ECLI:NL:HR:2018:1183

Hoge Raad

Datum uitspraak
13 juli 2018
Publicatiedatum
11 juli 2018
Zaaknummer
18/01002
Instantie
Hoge Raad
Type
Uitspraak
Rechtsgebied
Bestuursrecht; Belastingrecht
Procedures
  • Cassatie
Vindplaatsen
  • Rechtspraak.nl
AI samenvatting door LexboostAutomatisch gegenereerd

Ontvankelijkheid van het beroep in cassatie inzake inkomstenbelasting/premie volksverzekeringen

In deze zaak heeft de Hoge Raad op 13 juli 2018 uitspraak gedaan over de ontvankelijkheid van een beroep in cassatie van belanghebbende tegen een uitspraak van de Rechtbank Gelderland. De Rechtbank had op 23 januari 2018 uitspraak gedaan in een verzet tegen een eerdere uitspraak van 31 juli 2017, die betrekking had op de aan belanghebbende opgelegde aanslag in de inkomstenbelasting en premie volksverzekeringen voor het jaar 2010.
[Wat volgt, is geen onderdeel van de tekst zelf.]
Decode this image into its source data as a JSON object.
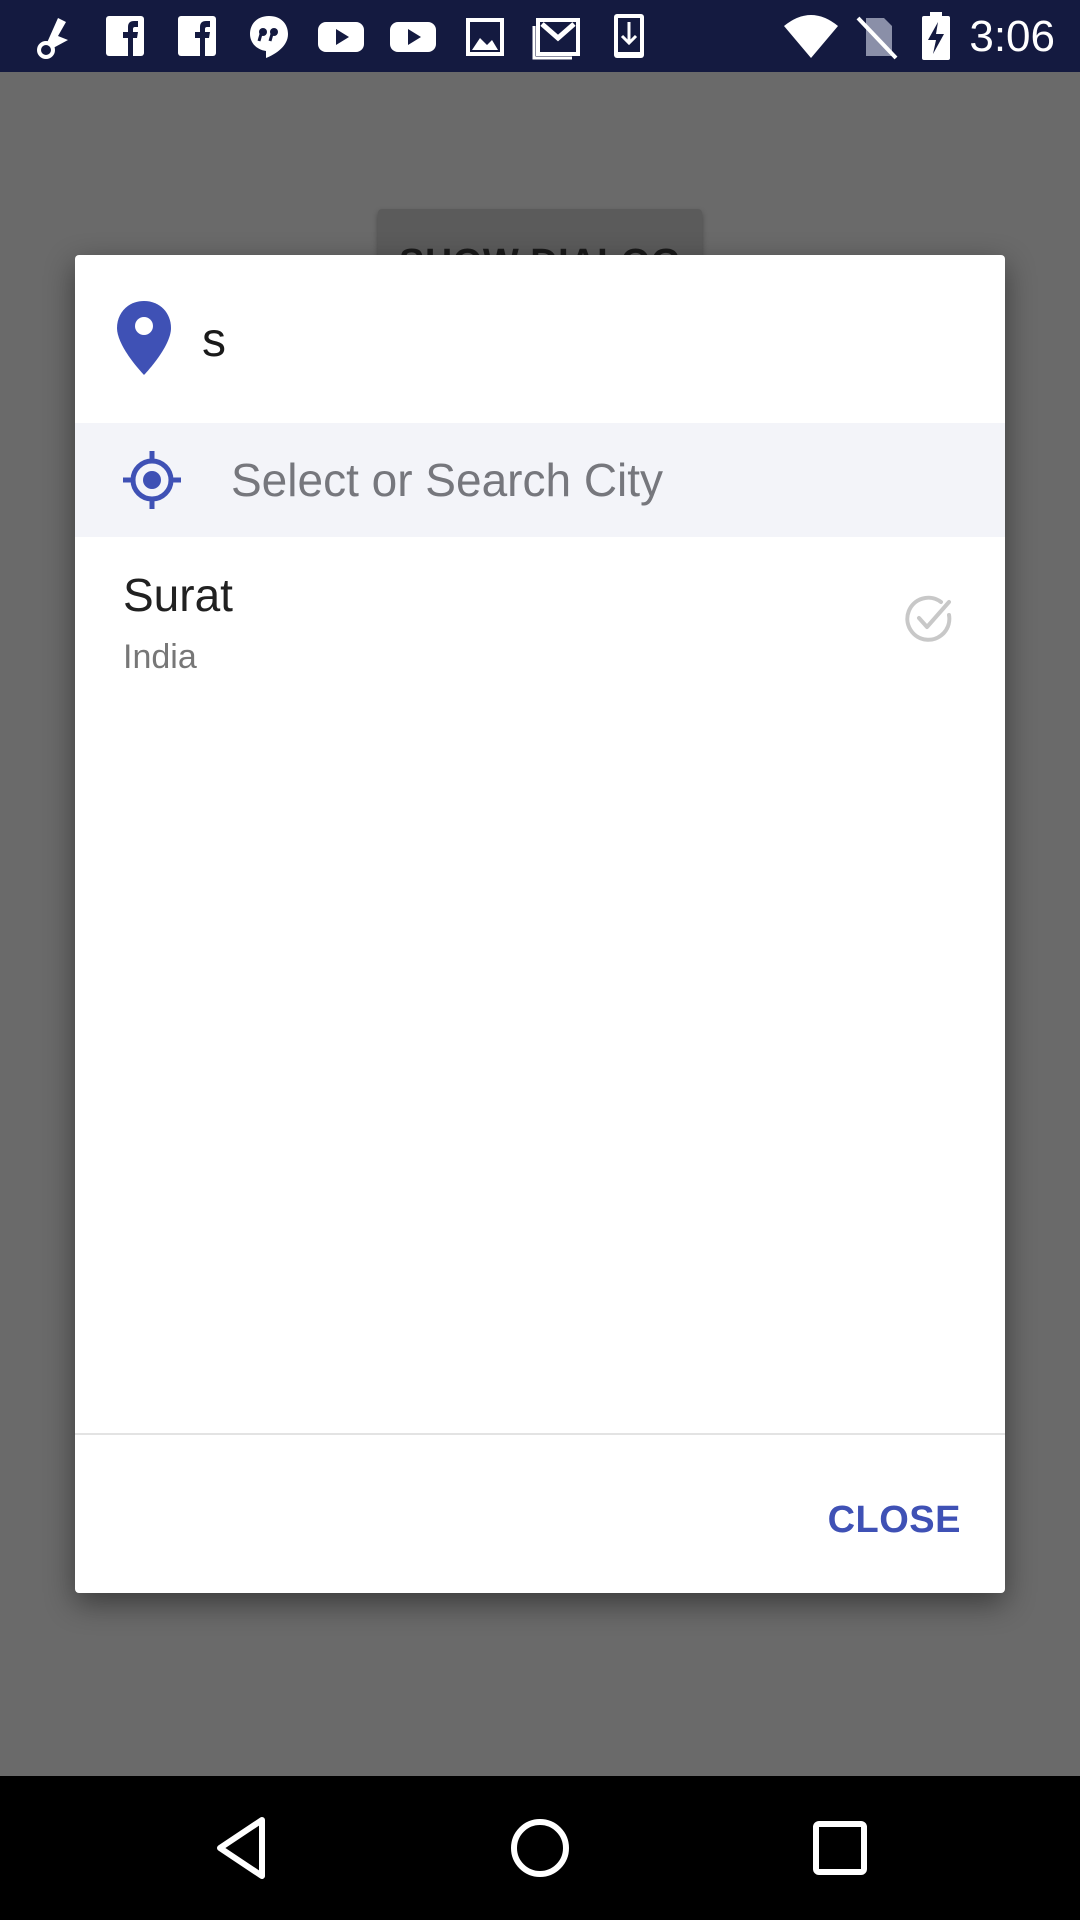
{
  "status_bar": {
    "time": "3:06",
    "icons": [
      "app-notification-icon",
      "facebook-icon",
      "facebook-icon",
      "quote-message-icon",
      "youtube-icon",
      "youtube-icon",
      "gallery-icon",
      "gmail-icon",
      "download-icon",
      "wifi-icon",
      "no-sim-icon",
      "battery-charging-icon"
    ]
  },
  "app": {
    "show_dialog_label": "SHOW DIALOG"
  },
  "dialog": {
    "search": {
      "value": "s",
      "icon": "location-pin-icon"
    },
    "select_city": {
      "label": "Select or Search City",
      "icon": "gps-target-icon"
    },
    "results": [
      {
        "city": "Surat",
        "country": "India",
        "icon": "check-circle-icon"
      }
    ],
    "close_label": "CLOSE"
  },
  "colors": {
    "accent": "#3f51b5",
    "status_bar": "#141a40",
    "scrim": "#6a6a6a",
    "select_row_bg": "#f3f4f9"
  },
  "nav_bar": {
    "buttons": [
      "back-icon",
      "home-icon",
      "recents-icon"
    ]
  }
}
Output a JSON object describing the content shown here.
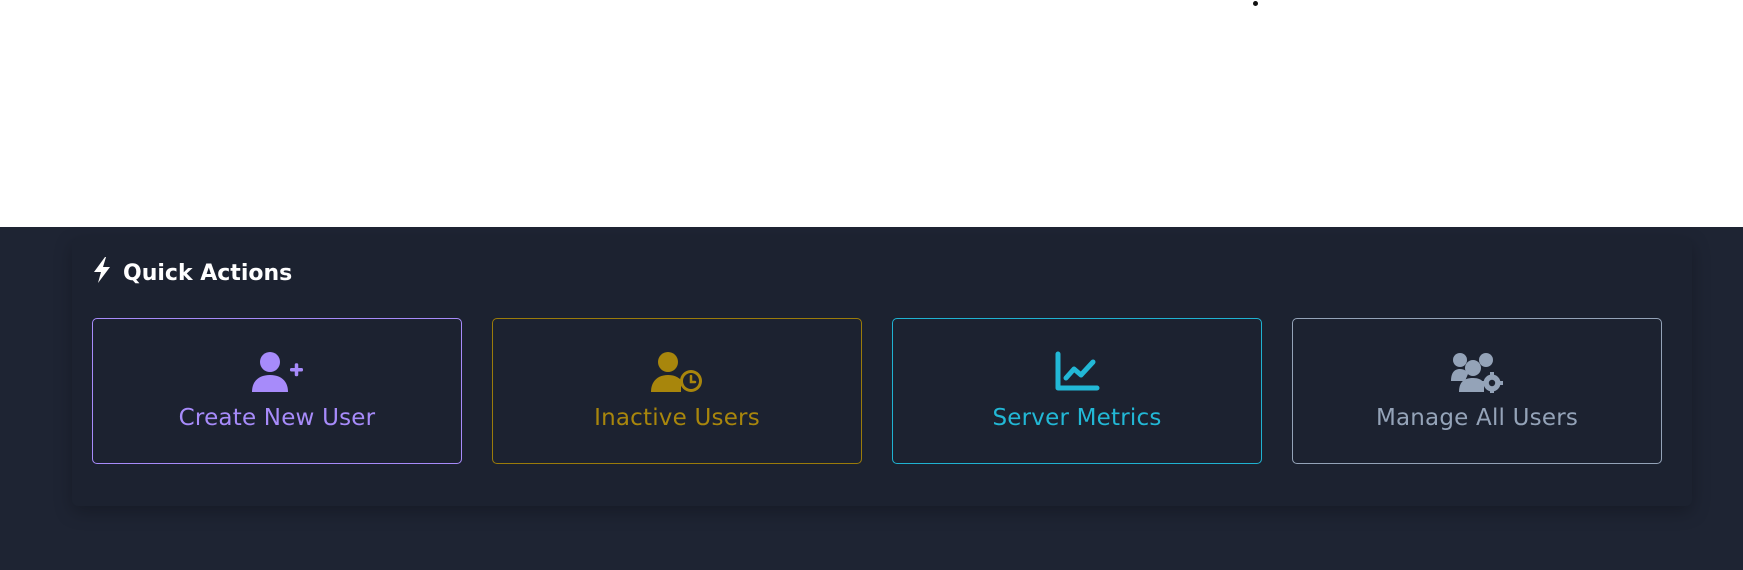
{
  "quick_actions": {
    "title": "Quick Actions",
    "title_icon": "bolt-icon",
    "buttons": [
      {
        "label": "Create New User",
        "icon": "user-plus-icon",
        "color": "#a78bfa"
      },
      {
        "label": "Inactive Users",
        "icon": "user-clock-icon",
        "color": "#a8860c"
      },
      {
        "label": "Server Metrics",
        "icon": "chart-line-icon",
        "color": "#22b8d6"
      },
      {
        "label": "Manage All Users",
        "icon": "users-cog-icon",
        "color": "#94a3b8"
      }
    ]
  }
}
De Hoge Raad oordeelde dat het beroepschrift in cassatie niet tijdig was ingediend. De griffier van de Rechtbank had op 23 januari 2018 een afschrift van de uitspraak aan de partijen verzonden, en de termijn voor het indienen van het beroepschrift eindigde op 6 maart 2018. Het beroepschrift was echter pas op 8 maart 2018 bij de Hoge Raad ingediend, wat betekende dat het niet-ontvankelijk was.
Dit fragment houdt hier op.